Before you confront someone who is manipulative, make a date to go to a local coffee shop or restaurant where they can’t get overly outrageous and freak out on you.

This kind of atmosphere will also help to keep your own emotions in check because once you let the floodgates go, you might be overcome with rage or frustration.

It’s best to ensure that your conversation happens in a place where you can speak frankly, but without making a scene.

If your manipulator is physically hurting you, this is also the safest way to deal with them.

Classic manipulators and abusers don’t look like they would hurt a fly, but behind closed doors, others are not safe.

2) Avoid blame.

When you sit down to talk about how you have been feeling and what you have been seeing, be sure to not blame them for their actions.

Sure, they need to take responsibility for the way they treat you, but you don’t need to blame them to get them to own up to it.

According to Timothy J. Legg, PhD, CRNP in Health Line “don’t try to beat them. Two people shouldn’t play this game.”

The truth is that if someone knows they are manipulating you, they’ll be very unlikely to stop. If, however, you suspect that this person has no idea how they are treating you, ensuring you don’t place blame can go a long way in reopening the relationship.

Not all manipulators set out to hurt people. Many just work with what they have to turn the situation in their favor; a conversation about how you feel can help turn the tides back to an equal playing field.

3) Hold your ground.

If, of course, you find yourself confronted with a true manipulator who is going to great lengths to make your life miserable, you’ll need to hold your ground when you confront them about it.

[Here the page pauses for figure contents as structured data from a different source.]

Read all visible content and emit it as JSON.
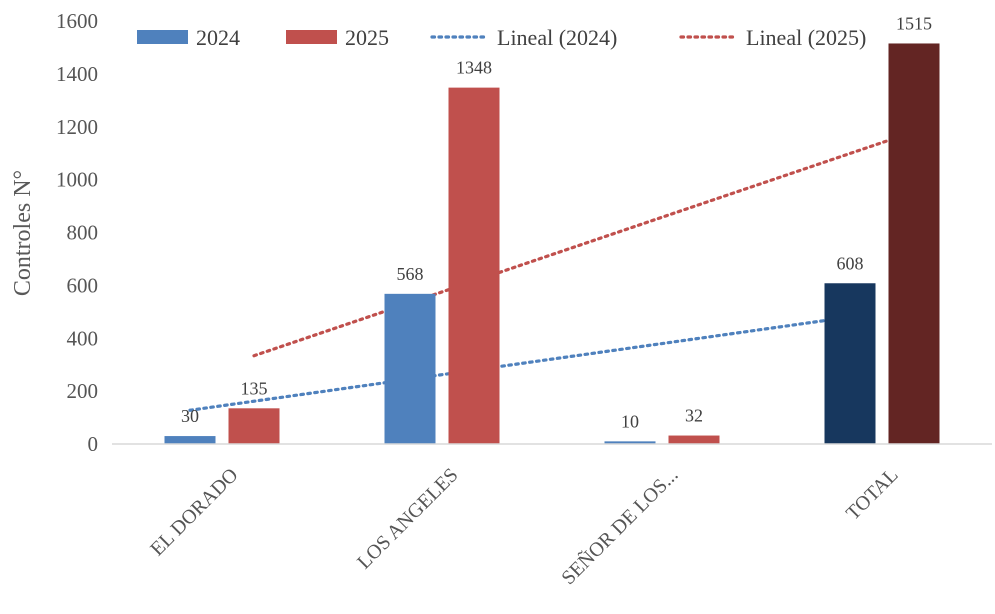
{
  "chart_data": {
    "type": "bar",
    "title": "",
    "xlabel": "",
    "ylabel": "Controles N°",
    "ylim": [
      0,
      1600
    ],
    "yticks": [
      0,
      200,
      400,
      600,
      800,
      1000,
      1200,
      1400,
      1600
    ],
    "categories": [
      "EL DORADO",
      "LOS ANGELES",
      "SEÑOR DE LOS...",
      "TOTAL"
    ],
    "series": [
      {
        "name": "2024",
        "values": [
          30,
          568,
          10,
          608
        ],
        "color": "#4f81bd",
        "point_colors": [
          "#4f81bd",
          "#4f81bd",
          "#4f81bd",
          "#17375e"
        ]
      },
      {
        "name": "2025",
        "values": [
          135,
          1348,
          32,
          1515
        ],
        "color": "#c0504d",
        "point_colors": [
          "#c0504d",
          "#c0504d",
          "#c0504d",
          "#632523"
        ]
      }
    ],
    "trendlines": [
      {
        "name": "Lineal (2024)",
        "series": "2024",
        "color": "#4f81bd"
      },
      {
        "name": "Lineal (2025)",
        "series": "2025",
        "color": "#c0504d"
      }
    ],
    "legend": "top",
    "grid": false
  }
}
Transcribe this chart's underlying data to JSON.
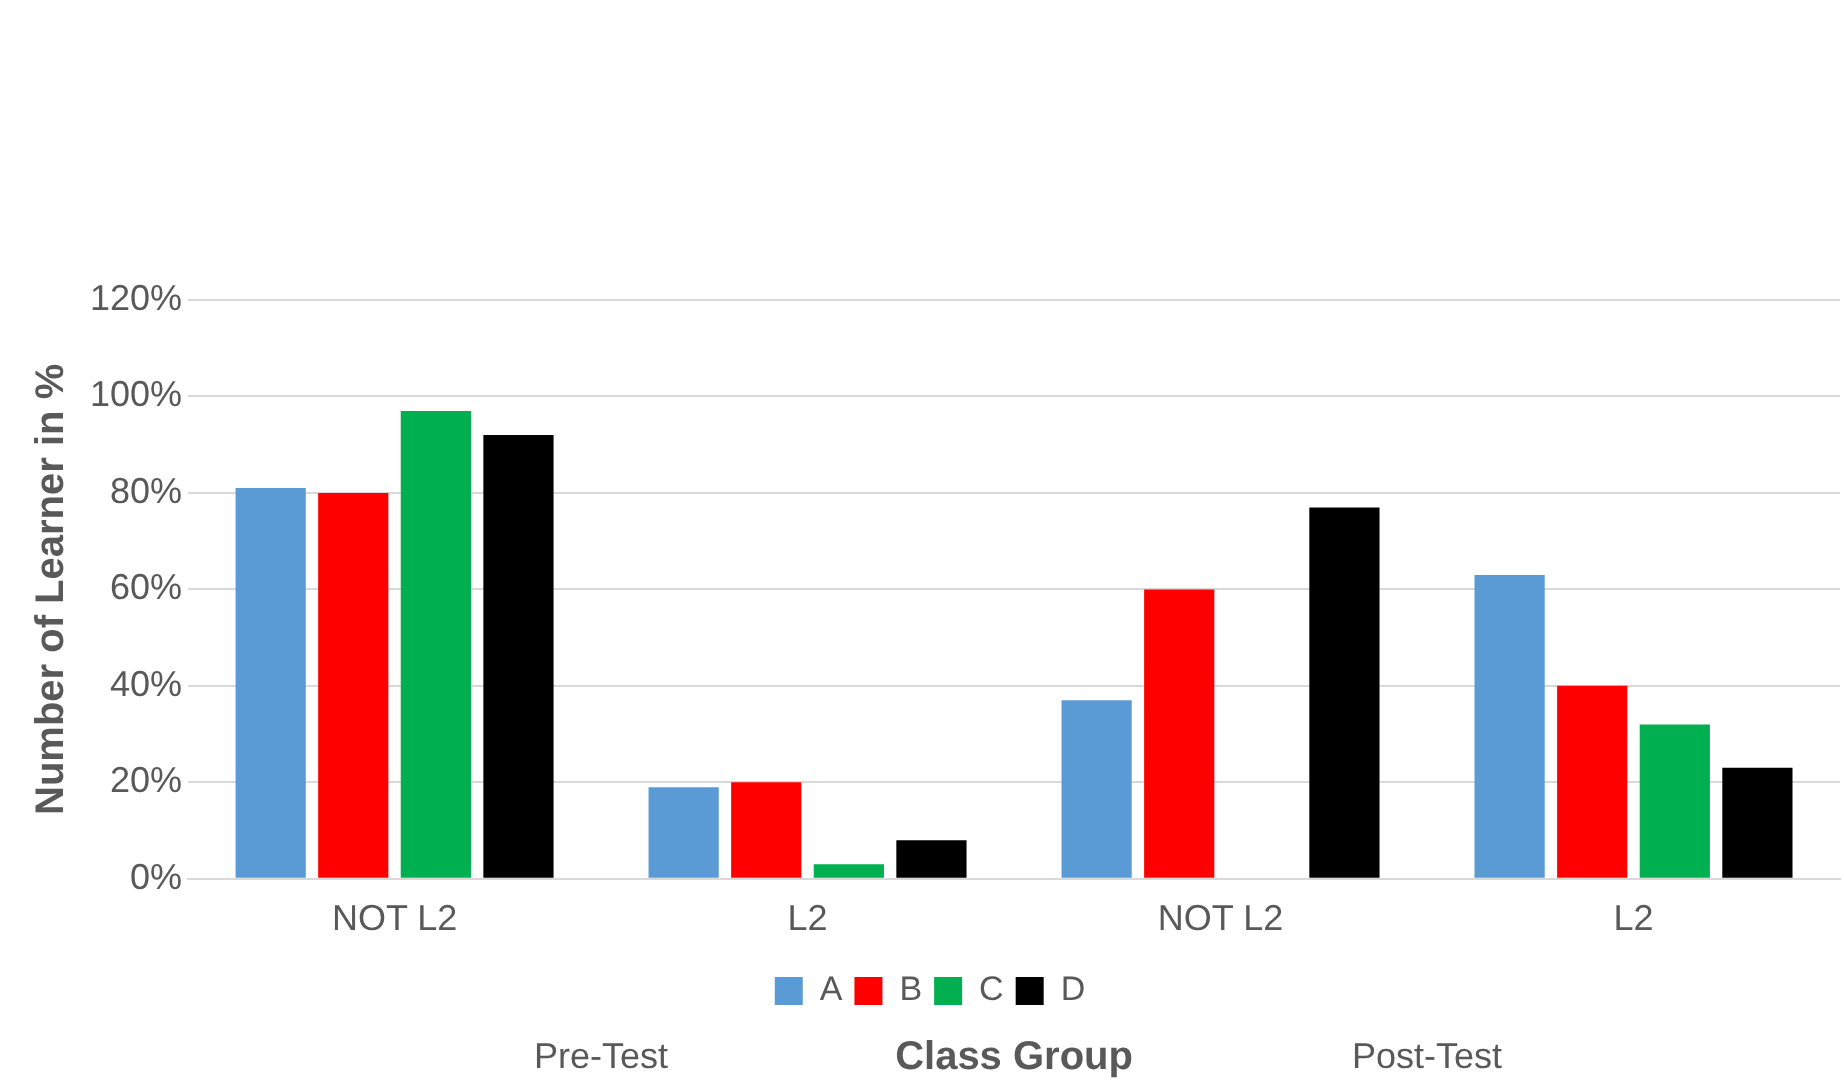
{
  "chart_data": {
    "type": "bar",
    "xlabel": "Class Group",
    "ylabel": "Number of Learner in %",
    "categories": [
      "NOT L2",
      "L2",
      "NOT L2",
      "L2"
    ],
    "series": [
      {
        "name": "A",
        "color": "#5b9bd5",
        "values": [
          81,
          19,
          37,
          63
        ]
      },
      {
        "name": "B",
        "color": "#ff0000",
        "values": [
          80,
          20,
          60,
          40
        ]
      },
      {
        "name": "C",
        "color": "#00b050",
        "values": [
          97,
          3,
          0,
          32
        ]
      },
      {
        "name": "D",
        "color": "#000000",
        "values": [
          92,
          8,
          77,
          23
        ]
      }
    ],
    "ylim": [
      0,
      120
    ],
    "yticks": [
      {
        "value": 0,
        "label": "0%"
      },
      {
        "value": 20,
        "label": "20%"
      },
      {
        "value": 40,
        "label": "40%"
      },
      {
        "value": 60,
        "label": "60%"
      },
      {
        "value": 80,
        "label": "80%"
      },
      {
        "value": 100,
        "label": "100%"
      },
      {
        "value": 120,
        "label": "120%"
      }
    ],
    "grid": "y",
    "legend": "bottom",
    "annotations": [
      "Pre-Test",
      "Post-Test"
    ]
  }
}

This means that no matter what happens, you will stand up for yourself and be clear about what you will and will not put up with.

Preston Ni M.S.B.A. in Psychology Today offers some great advice:

“The single most important guideline when you’re dealing with a psychologically manipulative person is to know your rights, and recognize when they’re being violated. As long as you do not harm others, you have the right to stand up for yourself and defend your rights.”

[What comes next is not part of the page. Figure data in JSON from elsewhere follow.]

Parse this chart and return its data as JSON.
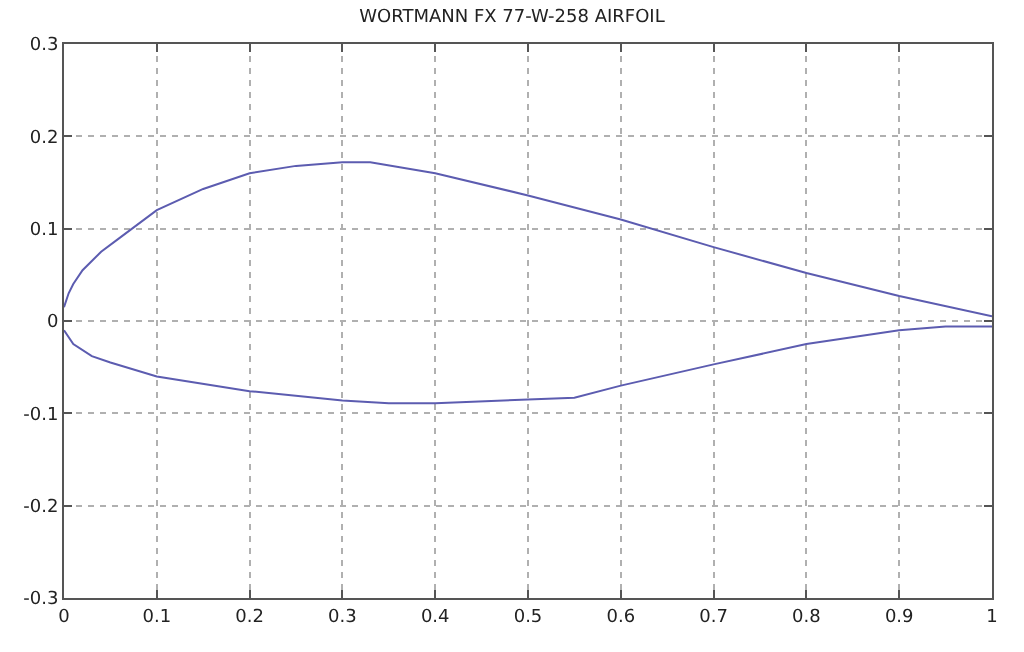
{
  "chart_data": {
    "type": "line",
    "title": "WORTMANN FX 77-W-258 AIRFOIL",
    "series": [
      {
        "color": "#5c5cb0",
        "x": [
          0,
          0.005,
          0.01,
          0.02,
          0.04,
          0.06,
          0.1,
          0.15,
          0.2,
          0.25,
          0.3,
          0.33,
          0.4,
          0.5,
          0.6,
          0.7,
          0.8,
          0.9,
          1
        ],
        "values": [
          0.015,
          0.03,
          0.04,
          0.055,
          0.075,
          0.09,
          0.12,
          0.143,
          0.16,
          0.168,
          0.172,
          0.172,
          0.16,
          0.136,
          0.11,
          0.08,
          0.052,
          0.027,
          0.005
        ]
      },
      {
        "color": "#5c5cb0",
        "x": [
          0,
          0.01,
          0.03,
          0.05,
          0.1,
          0.2,
          0.3,
          0.35,
          0.4,
          0.5,
          0.55,
          0.6,
          0.7,
          0.8,
          0.9,
          0.95,
          1
        ],
        "values": [
          -0.01,
          -0.025,
          -0.038,
          -0.045,
          -0.06,
          -0.076,
          -0.086,
          -0.089,
          -0.089,
          -0.085,
          -0.083,
          -0.07,
          -0.047,
          -0.025,
          -0.01,
          -0.006,
          -0.006
        ]
      }
    ],
    "xlim": [
      0,
      1
    ],
    "xticks": [
      0,
      0.1,
      0.2,
      0.3,
      0.4,
      0.5,
      0.6,
      0.7,
      0.8,
      0.9,
      1
    ],
    "ylim": [
      -0.3,
      0.3
    ],
    "yticks": [
      -0.3,
      -0.2,
      -0.1,
      0,
      0.1,
      0.2,
      0.3
    ],
    "grid": true,
    "legend": false,
    "marker": "none",
    "line_style": "solid"
  }
}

It’s tricky to advise on what is the right answer about how people should be treated because everyone needs something different, so if you feel like what you are getting is not good enough or is hurting you in some way, say it.

And then stand your ground. Don’t let them twist and turn the situation so that you look like the bad guy – classic manipulator moe.

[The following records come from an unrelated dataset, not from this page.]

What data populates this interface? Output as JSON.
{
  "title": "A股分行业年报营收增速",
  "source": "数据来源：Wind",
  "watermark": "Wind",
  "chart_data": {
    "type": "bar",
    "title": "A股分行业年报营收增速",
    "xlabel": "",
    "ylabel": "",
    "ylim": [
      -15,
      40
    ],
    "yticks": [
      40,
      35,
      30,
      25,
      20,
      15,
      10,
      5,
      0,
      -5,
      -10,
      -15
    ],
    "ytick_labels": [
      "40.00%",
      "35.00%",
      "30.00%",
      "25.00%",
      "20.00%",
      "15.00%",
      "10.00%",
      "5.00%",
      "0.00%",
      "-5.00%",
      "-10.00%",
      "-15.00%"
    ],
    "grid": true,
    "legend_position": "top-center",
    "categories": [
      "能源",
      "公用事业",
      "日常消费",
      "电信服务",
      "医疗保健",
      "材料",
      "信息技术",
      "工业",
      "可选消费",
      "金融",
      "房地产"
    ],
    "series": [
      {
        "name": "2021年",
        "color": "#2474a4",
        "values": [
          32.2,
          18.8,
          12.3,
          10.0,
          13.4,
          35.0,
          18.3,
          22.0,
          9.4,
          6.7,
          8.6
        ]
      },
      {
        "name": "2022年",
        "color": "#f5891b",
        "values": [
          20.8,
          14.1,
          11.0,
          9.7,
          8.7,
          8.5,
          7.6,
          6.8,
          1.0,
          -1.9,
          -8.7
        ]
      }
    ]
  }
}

Don’t stand for that kind of treatment. Decide ahead of time what the consequences are for this person choosing not to obey your requests.

[Holding your ground is a key aspect of mental resilience. To dive deep into how to be more mentally tough, check out Hack Spirit’s eBook on how to be more mentally tough here]

4) Be clear about what you believe is happening.

An important part about dealing with someone who has manipulative tendencies is that you need to be very clear about what they are doing that is hurting you and how they are doing it.

You don’t need to try to explain it away, and you don’t need to ask them questions about why they do the things they do.

You do, however, need to make sure you can give examples of how they have been treating you and how you would prefer to be treated.

It’s not an easy conversation to have and the likelihood of them attacking you as a way to protect themselves is quite high.

When it comes to dealing with a manipulative person, you need to be clear about what you want, need, and expect from them. If they can’t deliver, it might be time to move on.

When you’re talking with a manipulative person, Loren Soeiro, Ph.D. ABPP reminds that it’s important that you stick to our original point:

“If the other person tries to pivot to another topic, confuse the issue, or shift the responsibility onto you, don’t be distracted. In confrontations like these, you’re very likely to be emotionally provoked or overstimulated, but try to stick to your original point.”